The name of the experiment is an oblique reference to the Miller-Urey experiment in 1952, in which electric sparks, or ultra violet light, were continuously passed through a bottle containing an atmosphere of ammonia, methane and water vapour. Gradually, over a period of days, amino acids, and other building blocks for living cells, formed spontaneously.

Project Aim

The experiment would be left continuously running, day and night. but with some provision for allowing the observer to look for patterns in the memory contents.

This provision could either be on-line or off-line, but must be non-invasive. That is, the observer could either monitor the patterns whilst the program is running, or else by pausing the program long enough to probe the contents of the memory. In the latter case, though, the program should be able to resume as if no interruption had occurred.

The monitoring might either be static (such as the contents of memory plotted against memory addresses), or dynamic (such as the activity on the data bus plotted against that on the address bus).

The format of the display is also up to the student to choose (for example, a 2D raster driven by the high and low halves of the address; a 3D representation; use of colour, symbols; etc.).
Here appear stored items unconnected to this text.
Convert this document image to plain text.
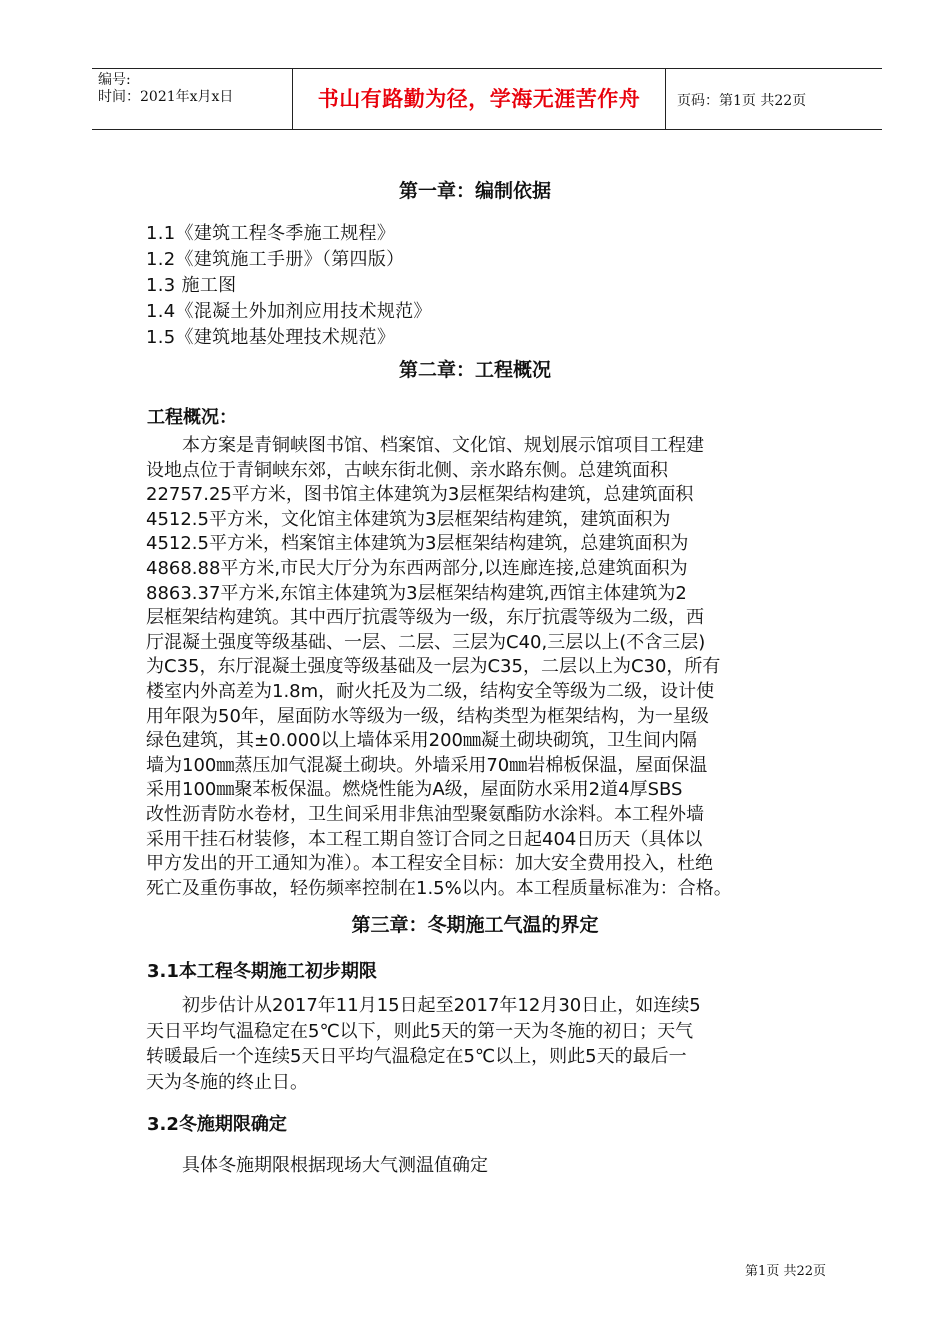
编号:
时间：2021年x月x日	书山有路勤为径，学海无涯苦作舟	页码：第1页 共22页
第一章：编制依据
1.1《建筑工程冬季施工规程》
1.2《建筑施工手册》（第四版）
1.3 施工图
1.4《混凝土外加剂应用技术规范》
1.5《建筑地基处理技术规范》
第二章：工程概况
工程概况：

　　本方案是青铜峡图书馆、档案馆、文化馆、规划展示馆项目工程建

设地点位于青铜峡东郊，古峡东街北侧、亲水路东侧。总建筑面积

22757.25平方米，图书馆主体建筑为3层框架结构建筑，总建筑面积

4512.5平方米，文化馆主体建筑为3层框架结构建筑，建筑面积为

4512.5平方米，档案馆主体建筑为3层框架结构建筑，总建筑面积为

4868.88平方米,市民大厅分为东西两部分,以连廊连接,总建筑面积为

8863.37平方米,东馆主体建筑为3层框架结构建筑,西馆主体建筑为2

层框架结构建筑。其中西厅抗震等级为一级，东厅抗震等级为二级，西

厅混凝土强度等级基础、一层、二层、三层为C40,三层以上(不含三层)

为C35，东厅混凝土强度等级基础及一层为C35，二层以上为C30，所有

楼室内外高差为1.8m，耐火托及为二级，结构安全等级为二级，设计使

用年限为50年，屋面防水等级为一级，结构类型为框架结构，为一星级

绿色建筑，其±0.000以上墙体采用200㎜凝土砌块砌筑，卫生间内隔

墙为100㎜蒸压加气混凝土砌块。外墙采用70㎜岩棉板保温，屋面保温

采用100㎜聚苯板保温。燃烧性能为A级，屋面防水采用2道4厚SBS

改性沥青防水卷材，卫生间采用非焦油型聚氨酯防水涂料。本工程外墙

采用干挂石材装修，本工程工期自签订合同之日起404日历天（具体以

甲方发出的开工通知为准）。本工程安全目标：加大安全费用投入，杜绝

死亡及重伤事故，轻伤频率控制在1.5%以内。本工程质量标准为：合格。

第三章：冬期施工气温的界定
3.1本工程冬期施工初步期限

　　初步估计从2017年11月15日起至2017年12月30日止，如连续5

天日平均气温稳定在5℃以下，则此5天的第一天为冬施的初日；天气

转暖最后一个连续5天日平均气温稳定在5℃以上，则此5天的最后一

天为冬施的终止日。

3.2冬施期限确定

　　具体冬施期限根据现场大气测温值确定

第1页 共22页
Anything that helps the user to identify the presence of any evolved structure in the program.

One simple possibility would be to scan the memory, looking for the emergence of two, or more, identical copies of a suitably long sequence. Miller's bottle had only generated amino acids, and so it might be optimistic to hope for the emergence of a-life organisms, rather than just components of them. But why not? Finding two copies would certainly be proof of something interesting having happened; though not finding two copies would not necessarily be proof of nothing interesting having happened.

Project Objectives

  1. To choose a suitable medium for the computer architecture. This could be something cheap, like a Z80 (say), with a fully populated memory space.
  2. To investigate methods of introducing mutations, via random noise, into the system (via Exclusive-Or gates on the data bus during instruction fetches, for example), and setting the mutation rate at a suitable frequency.
  3. To investigate various ways of displaying any structures that have evolved. (This, in fact, is the main part of the project).
  4. To allow for frequent modification to architecture, mutation mechanism and monitoring mechanism, in the light of lessons learned.


The student would need to be familiar with microcomputer hardware design and construction. The project is heavily centred on the assembly, testing, and frequent redesign of the monitor and mutation mechanisms.

Project extensions (for the student who wishes to take the experiment further)

Since GAs and GPs are so good at being attracted to pattern when they find it, this experiment could be adapted for use as a pattern detector.

The signal from some continuously running apparatus (such as a seismic detector, a neutrino detector, the traffic in the newsgroup) would be connected to an input port in the computer. At first, this signal will affect the program randomly, like the noise generator that was described earlier. Eventually, structures should evolve in the program that will harmonise (in some way) with the incoming signal, as a defence against being disrupted by it. The structures that evolve in the memory, therefore, will somehow mirror any structure that exists in the incoming signal.

The simplest idea would be to use the signal source in place of the random noise generator. However, the computer might also need to be given voluntary access to the signal (via an easily located input port, for example), as well as still incurring occasional forced mutation during instruction fetches. It should also be possible to disconnect this signal source, and to connect the random noise generator back into the circuit, to act as a control experiment against which to compare the results with those obtained with the signal source.


T.S.Ray (1991). "An approach to the synthesis of life", Artificial Life II, Santa Fe Institute Studies in the Sciences of Complexity, Vol. 11, eds C.Langton, C.Taylor, J.D.Farmer and S.Rasmussen, Redwood City, CA, Addison-Wesley, pp 371-408.

R.Dawkins (1991). The Blind Watchmaker, Penguin Books, Harmondsworth, UK, ISBN 0-14-014481-1.